Al-Rumayyan told him, “Let’s go,” and “within a week we had six very interesting meetings set up,” Horowitz said. “In April, we will bring our company to Saudi Arabia, and that is the startup feel.”
Andreessen Horowitz appears to be partnering with other global investment firms by openly praising his connections in Saudi Arabia. They may think that if they can do it, so can we.
Andreessen Horowitz may also be betting that the US will be forced to rethink its relationship with Saudi Arabia despite its repressive regime. Think about it: After President Joe Biden reluctantly visited his MBS last summer and asked for lower gas prices, MBS instead raised prices in a show of power during the US midterm elections.
To give MBS more power, a U.S. federal court said in December it would dismiss a case against the crown prince over Khashoggi’s murder after he was named prime minister of Saudi Arabia by his father. Although he was the de facto ruler, the move granted him an exemption under U.S. State Department standards.)
It will be interesting to see if other influential ventures follow Andreessen Horowitz’s lead here.
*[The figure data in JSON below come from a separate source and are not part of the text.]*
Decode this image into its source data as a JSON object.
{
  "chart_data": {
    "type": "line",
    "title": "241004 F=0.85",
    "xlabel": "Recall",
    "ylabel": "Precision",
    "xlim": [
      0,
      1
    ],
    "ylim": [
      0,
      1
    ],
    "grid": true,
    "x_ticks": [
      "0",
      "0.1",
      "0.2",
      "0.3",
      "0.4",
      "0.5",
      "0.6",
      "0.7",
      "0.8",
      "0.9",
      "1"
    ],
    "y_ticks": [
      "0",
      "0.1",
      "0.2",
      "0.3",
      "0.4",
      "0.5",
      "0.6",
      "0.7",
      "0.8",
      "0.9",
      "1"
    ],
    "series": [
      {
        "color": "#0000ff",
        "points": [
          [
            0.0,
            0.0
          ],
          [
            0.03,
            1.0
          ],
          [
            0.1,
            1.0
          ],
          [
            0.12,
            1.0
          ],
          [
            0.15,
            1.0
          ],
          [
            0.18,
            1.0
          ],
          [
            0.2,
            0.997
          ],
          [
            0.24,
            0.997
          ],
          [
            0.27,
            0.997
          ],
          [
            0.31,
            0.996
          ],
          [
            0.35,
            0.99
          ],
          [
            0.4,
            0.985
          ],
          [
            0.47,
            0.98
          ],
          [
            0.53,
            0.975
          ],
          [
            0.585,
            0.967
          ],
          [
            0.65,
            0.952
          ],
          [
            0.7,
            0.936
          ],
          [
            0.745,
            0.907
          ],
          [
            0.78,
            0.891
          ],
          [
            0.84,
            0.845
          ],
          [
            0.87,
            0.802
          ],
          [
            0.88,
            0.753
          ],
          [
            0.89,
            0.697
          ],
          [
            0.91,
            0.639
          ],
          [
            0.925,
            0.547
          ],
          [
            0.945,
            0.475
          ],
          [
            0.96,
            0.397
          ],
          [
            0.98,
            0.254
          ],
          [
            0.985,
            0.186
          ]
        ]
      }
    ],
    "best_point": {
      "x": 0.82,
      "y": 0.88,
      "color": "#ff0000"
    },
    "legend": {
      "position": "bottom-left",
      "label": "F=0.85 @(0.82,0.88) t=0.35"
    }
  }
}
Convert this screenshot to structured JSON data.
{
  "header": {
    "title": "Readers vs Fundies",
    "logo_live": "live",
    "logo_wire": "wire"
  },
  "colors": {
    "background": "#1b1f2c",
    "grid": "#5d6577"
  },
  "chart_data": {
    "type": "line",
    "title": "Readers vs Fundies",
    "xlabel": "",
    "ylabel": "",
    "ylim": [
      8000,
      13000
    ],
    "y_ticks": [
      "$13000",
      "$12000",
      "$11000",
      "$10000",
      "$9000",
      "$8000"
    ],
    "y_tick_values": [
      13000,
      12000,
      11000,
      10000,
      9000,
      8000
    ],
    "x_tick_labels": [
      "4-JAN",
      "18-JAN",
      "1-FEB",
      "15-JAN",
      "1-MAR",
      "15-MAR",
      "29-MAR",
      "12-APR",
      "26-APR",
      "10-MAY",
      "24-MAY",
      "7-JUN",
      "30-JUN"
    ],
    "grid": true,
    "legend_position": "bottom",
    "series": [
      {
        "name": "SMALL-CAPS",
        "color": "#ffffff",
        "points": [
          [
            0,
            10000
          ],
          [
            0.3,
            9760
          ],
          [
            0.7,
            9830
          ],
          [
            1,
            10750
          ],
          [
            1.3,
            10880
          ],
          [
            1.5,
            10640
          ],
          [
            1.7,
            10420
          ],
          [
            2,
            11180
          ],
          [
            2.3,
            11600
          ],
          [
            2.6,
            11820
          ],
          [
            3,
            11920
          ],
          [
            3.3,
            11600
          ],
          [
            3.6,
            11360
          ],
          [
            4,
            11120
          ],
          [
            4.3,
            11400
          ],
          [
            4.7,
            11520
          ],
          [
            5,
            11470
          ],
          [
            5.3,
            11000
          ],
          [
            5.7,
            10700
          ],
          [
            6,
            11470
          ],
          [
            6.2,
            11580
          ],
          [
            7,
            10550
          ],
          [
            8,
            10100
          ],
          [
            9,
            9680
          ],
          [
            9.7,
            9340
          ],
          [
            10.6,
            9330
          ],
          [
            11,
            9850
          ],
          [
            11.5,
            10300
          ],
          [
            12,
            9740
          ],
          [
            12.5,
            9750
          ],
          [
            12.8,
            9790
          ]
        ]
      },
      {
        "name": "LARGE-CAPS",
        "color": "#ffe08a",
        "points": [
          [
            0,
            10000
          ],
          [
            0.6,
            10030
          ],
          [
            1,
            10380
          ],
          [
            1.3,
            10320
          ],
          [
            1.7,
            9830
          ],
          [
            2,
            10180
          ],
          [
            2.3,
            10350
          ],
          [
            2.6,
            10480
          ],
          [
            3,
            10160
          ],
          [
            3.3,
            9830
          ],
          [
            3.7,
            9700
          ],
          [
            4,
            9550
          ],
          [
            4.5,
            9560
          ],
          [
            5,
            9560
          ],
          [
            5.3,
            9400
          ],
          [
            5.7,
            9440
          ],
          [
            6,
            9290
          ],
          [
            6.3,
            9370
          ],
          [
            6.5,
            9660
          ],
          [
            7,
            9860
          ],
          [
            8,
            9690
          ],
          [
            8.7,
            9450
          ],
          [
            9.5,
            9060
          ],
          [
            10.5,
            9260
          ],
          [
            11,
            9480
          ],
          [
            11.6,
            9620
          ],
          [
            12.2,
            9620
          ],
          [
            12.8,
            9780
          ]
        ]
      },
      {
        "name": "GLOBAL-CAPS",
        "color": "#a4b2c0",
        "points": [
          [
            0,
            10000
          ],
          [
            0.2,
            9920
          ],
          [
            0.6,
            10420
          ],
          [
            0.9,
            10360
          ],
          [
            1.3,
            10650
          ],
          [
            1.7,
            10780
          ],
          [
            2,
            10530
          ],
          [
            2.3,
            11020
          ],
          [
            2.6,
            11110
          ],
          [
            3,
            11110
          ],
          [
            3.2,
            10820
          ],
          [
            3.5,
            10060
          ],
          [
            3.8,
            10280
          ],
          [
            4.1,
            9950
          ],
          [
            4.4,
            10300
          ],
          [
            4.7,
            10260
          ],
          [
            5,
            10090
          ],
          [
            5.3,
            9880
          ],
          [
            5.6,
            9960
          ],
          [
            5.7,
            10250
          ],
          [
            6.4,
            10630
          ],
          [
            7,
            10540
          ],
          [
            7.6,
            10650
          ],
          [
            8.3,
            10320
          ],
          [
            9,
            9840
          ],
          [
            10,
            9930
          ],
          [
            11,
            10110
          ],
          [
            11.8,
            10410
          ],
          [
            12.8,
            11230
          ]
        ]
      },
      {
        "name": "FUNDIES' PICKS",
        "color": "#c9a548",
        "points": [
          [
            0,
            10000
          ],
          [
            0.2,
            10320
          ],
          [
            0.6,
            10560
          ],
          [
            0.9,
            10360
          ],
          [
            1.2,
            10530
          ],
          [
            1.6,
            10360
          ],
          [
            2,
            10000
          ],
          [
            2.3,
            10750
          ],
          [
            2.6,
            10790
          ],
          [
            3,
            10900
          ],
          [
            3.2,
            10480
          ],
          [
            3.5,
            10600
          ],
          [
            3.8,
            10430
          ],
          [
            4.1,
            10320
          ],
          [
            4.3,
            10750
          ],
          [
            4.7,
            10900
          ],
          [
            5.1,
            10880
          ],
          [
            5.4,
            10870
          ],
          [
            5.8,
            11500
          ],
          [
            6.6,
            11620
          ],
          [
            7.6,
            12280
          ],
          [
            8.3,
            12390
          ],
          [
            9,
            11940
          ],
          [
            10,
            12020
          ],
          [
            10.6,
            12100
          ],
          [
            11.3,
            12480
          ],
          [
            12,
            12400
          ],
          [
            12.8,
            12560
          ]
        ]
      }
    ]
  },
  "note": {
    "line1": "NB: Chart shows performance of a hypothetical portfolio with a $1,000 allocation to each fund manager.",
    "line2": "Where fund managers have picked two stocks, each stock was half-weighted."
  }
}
In many ways, the company has reshaped how the wider venture industry operates, but publicly aligning with nations that the US continues to distrust, for example, launching independent media properties. Or, it’s a much bigger bet than diving headlong into cryptocurrencies.
MBS may be on its way to a global resurgence, but US concerns are high as Saudi Arabia approaches China to develop a nuclear energy program that the US does not want. It has nothing to do with his MBS friendship with Vladimir Putin, whose war with Ukraine is believed to have already cost hundreds of thousands of lives, and the Yemeni humanitarian crisis it has caused. I didn’t say .
And no matter how successful the transformation of the region may be, we cannot forget that business is done differently in Saudi Arabia.
Last summer, according to the WSJ, after their fans drove two gaming companies to cancel their sponsorship deal with Neom over Saudi Arabia’s human rights record, its CEO called an emergency meeting to complain to his communications team. and asked why he had not been warned. position of the game company.
“If you don’t tell me who’s in charge, I’ll grab a gun from under the desk and shoot you.”